Avocat réputé, député, ancien ministre des Affaires étrangères, puis président du Conseil constitutionnel, Roland Dumas a joué un rôle majeur en France et dans le monde. Sa fibre socialiste et l'ancrage de ses convictions prenaient racine à Limoges, où il est né et a grandi. Cette figure de la politique française s'est éteinte à l'âge de 101 ans.
"On ne peut pas s'empêcher de rapprocher tous ces événements de ces événements présents. On se dit : est-ce que ça va recommencer ? Ça, c'est une obsession chez moi." Les mots sont ceux de Roland Dumas, en 2023. Cette immense figure de la politique française se rendait chaque année en Dordogne, à Brantôme, rendre hommage à son père résistant, pris en otage par la Gestapo et fusillé.
Passage du barreau
Car Roland Dumas, qui est né et a grandi au bord de l'Aurence à Limoges est d'abord le fils de son père, Georges. Un syndicaliste engagé, un homme aux idées fortes qui garde, à Limoges, une rue à son nom, pour son appartenance à la Résistance.

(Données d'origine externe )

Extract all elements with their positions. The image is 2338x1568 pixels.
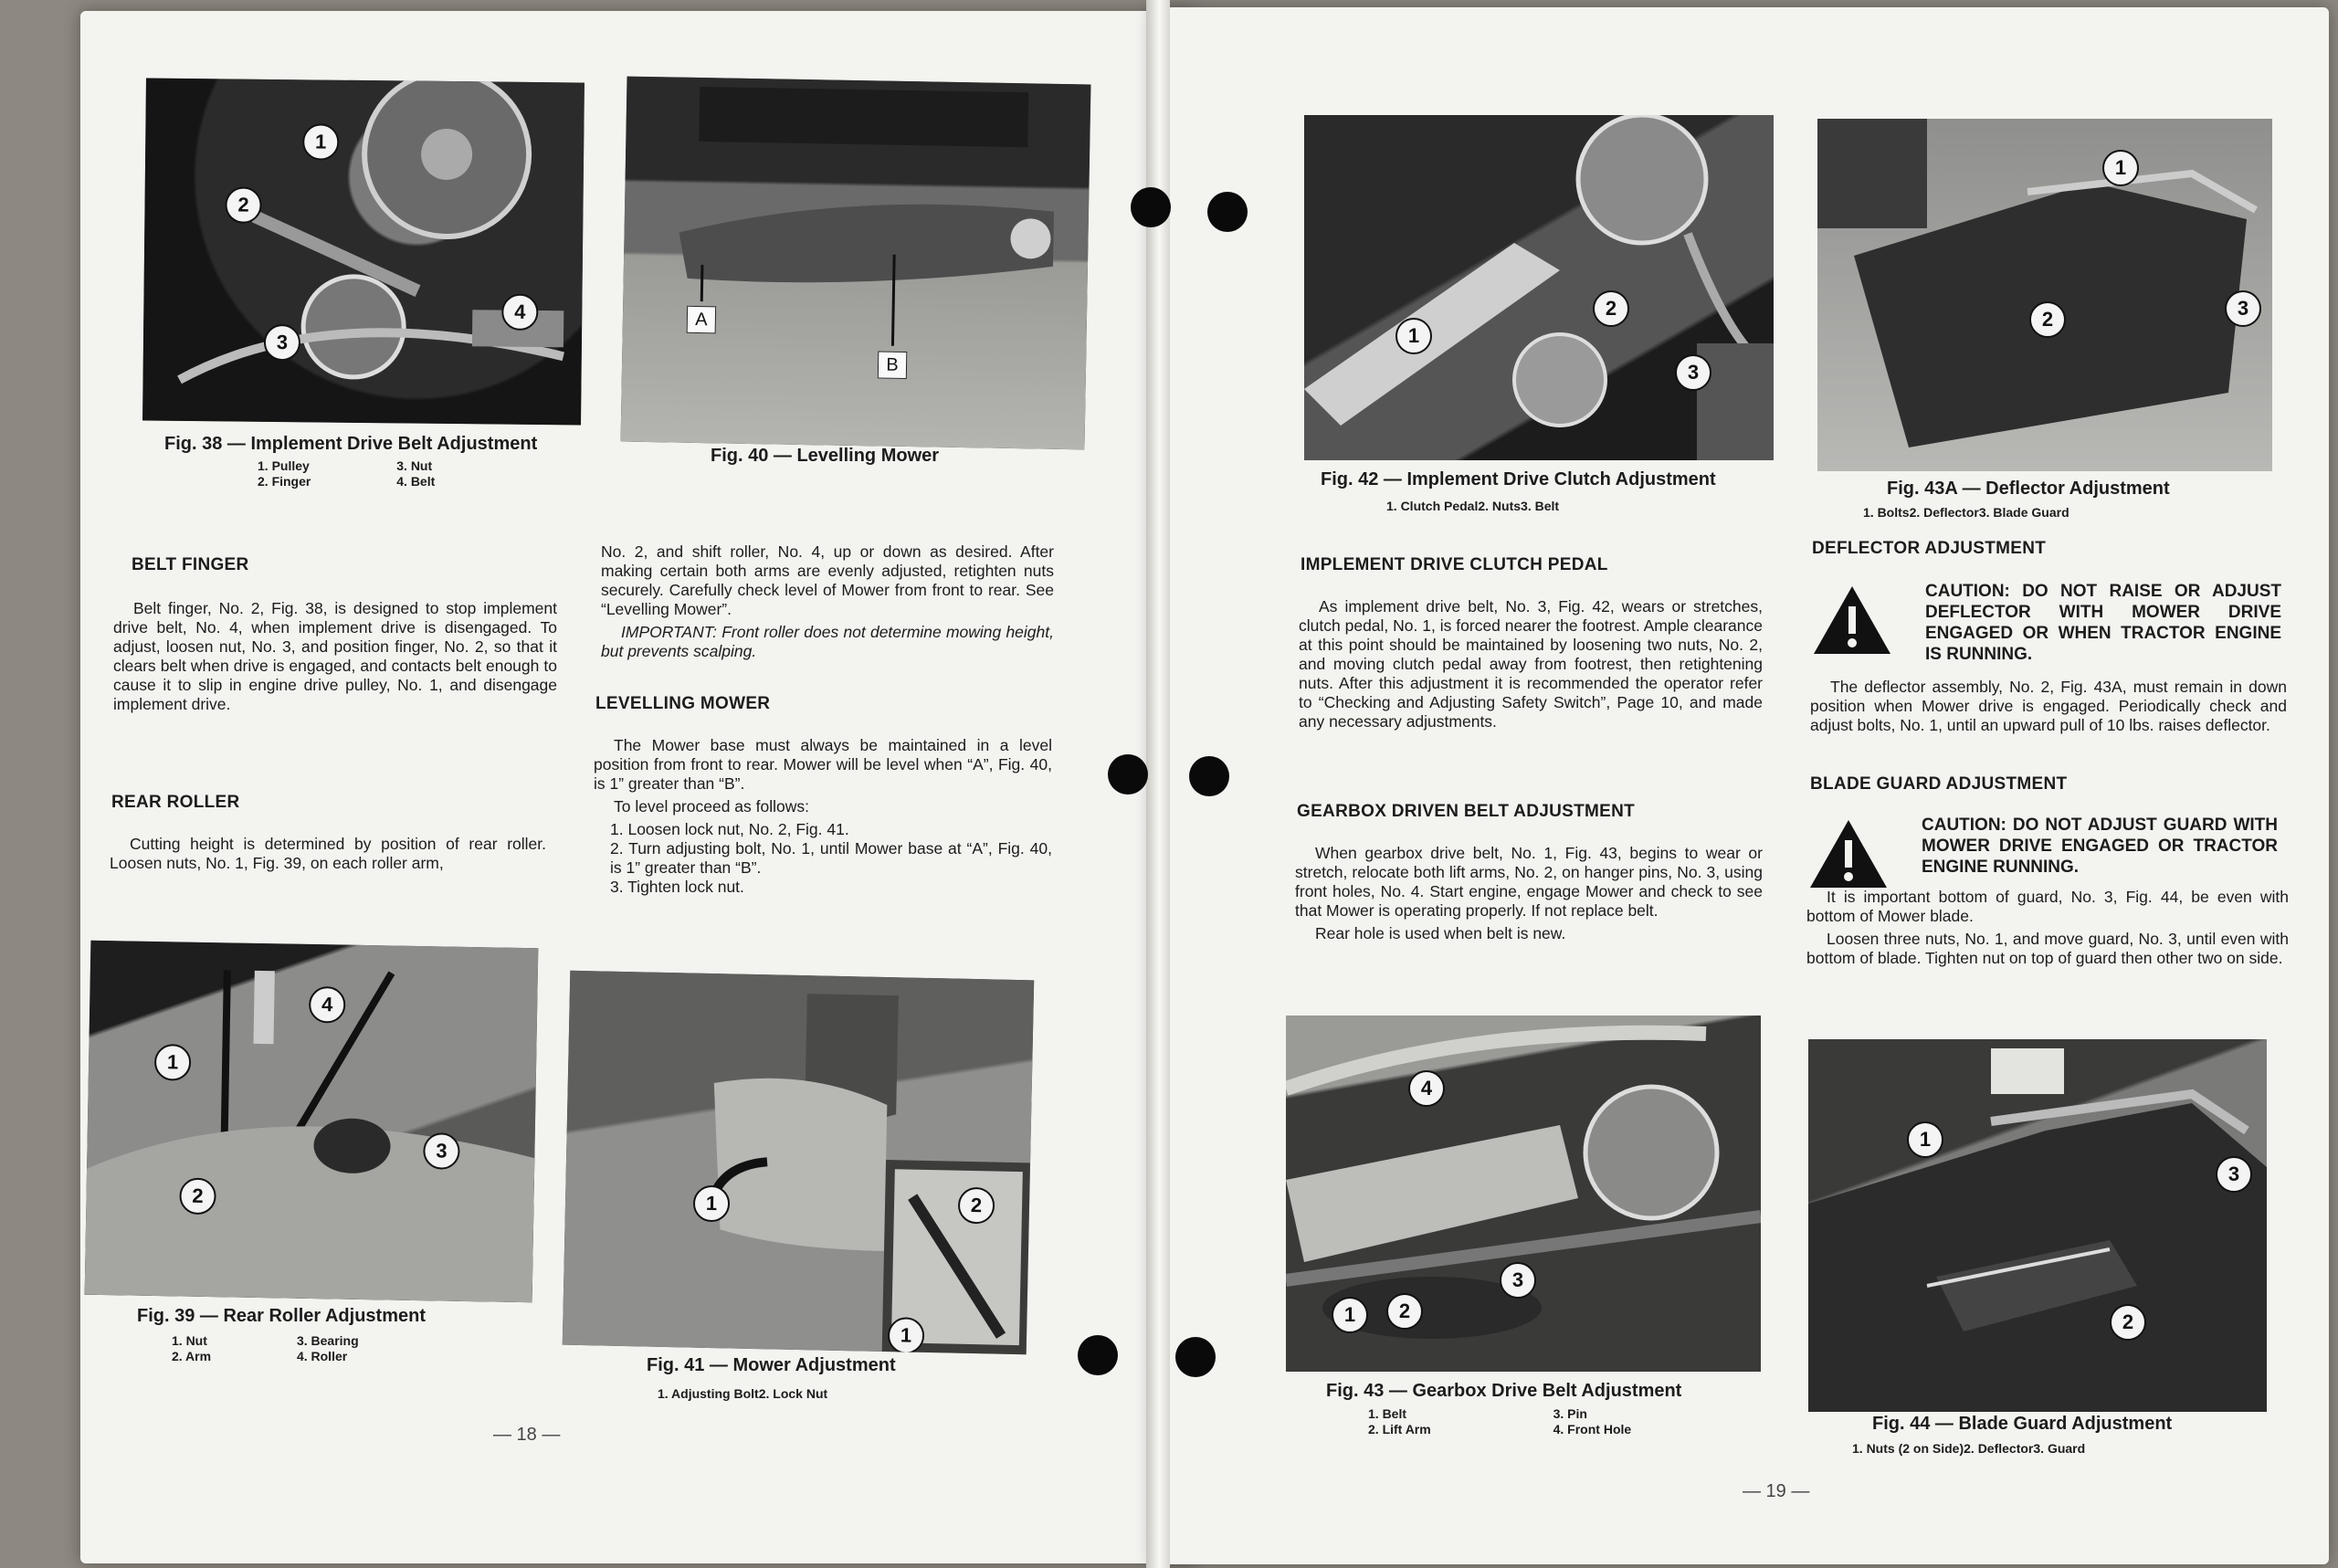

Le jeune Dumas, qui a ensuite grandi dans une modeste bâtisse dans le quartier du Puy-Las-Rodas a été marqué par la culture de l'école laïque : école Jules Ferry, puis lycée Gay-Lussac, il en conservait des souvenirs émouvants. Il aurait pu devenir chanteur lyrique, il préféra une carrière au barreau. C'est naturellement que l'avocat débutant Roland Dumas a défendu un certain Georges Guingouin, militant communiste et résistant, victime, après avoir libéré Limoges, de rancœurs politiques tenaces.
Succès électoraux
Député de Haute-Vienne et de Corrèze, Roland Dumas remporte ensuite les élections législatives de Périgueux en 1981 : il veut faire de la Dordogne son fief électoral, sa carrière politique est lancée.
Ami intime du président de la République François Mitterrand, Dumas obtient par deux fois le portefeuille des Affaires étrangères. Ce qui ne l'empêche pas dans le même temps, de siéger au conseil municipal de Saint-Laurent-sur-Manoir, village de 500 habitants. "La mairie avait un acheté un vieux château qui était en bon état, et y a fait un musée, se souvenait-il récemment. Elle y a fait mon musée", s'amusait-il.
Le ministre y dépose ses cadeaux, obtenus au cours de déplacements officiels aux quatre coins du monde. La collection n'intéresse pas grand monde. Faute d'affluence, le musée ferme ses portes en 2015.
Après Périgueux, direction le Sarladais, ou Roland Dumas est élu à deux reprises député, en 1986 et 1988. Trente ans plus tard, le maire communiste de Sarlat-la Canéda de l'époque se remémore un député... en dilettante. "Il n'a pas pris les problèmes qui préoccupaient les gens à bras-le-corps. Et il ne s'en est pas fait le porte-parole de manière conséquente", se souvient Louis Delmon
Le scandale Elf Aquitaine
Le 28 mars 1993, Jean-Jacques de Peretti, à l'époque délégué général du RPR remporte les législatives dans la 4ᵉ circonscription de la Dordogne face à Roland Dumas.
Ce dernier s'est déjà rapproché de l'ex-épouse du nouveau député, la Périgourdine Christine Deviers-Joncour. Éclate alors l'affaire Elf : le détournement de plus de 500 millions de dollars par l'entreprise publique d'exploitation pétrolière. Une partie de cet argent a profité à Christine Deviers-Joncour. La maitresse du ministre Dumas sera condamnée à 30 mois de prison. Roland Dumas, lui, sera innocenté en appel en 2003.
"Ça a été une belle rencontre, reconnait cette dernière. C'est un homme assez brillant, mais qui a une double face".
Il y a les deux chez lui : le noir et le blanc. Je préfère penser au blanc et oublier l'autre.
Christine Deviers-JoncourEx-conseillère en relation publique pour Elf
Succession Giacometti, maquillage de certains comptes de campagne en 1995, ou encore en 2010, visite au Président Gbagbo sont autant de zones d’ombre qui ont émaillé sa vie publique. Même sur sa fin de vie, la politique n'était jamais loin : en 2011, il avait pris position en faveur de François Hollande pour les primaires socialistes.
Cet homme aux mille vies, qui a été nommé président du Conseil constitutionnel en 1995 s'est éteint ce 3 juillet, a confirmé son entourage à l'AFP. Lui qui aimait beaucoup citer François Mitterrand avait rappelé en 2023 ces quelques mots : "ce n'est pas de mourir dont j'ai peur, c'est de ne plus vivre".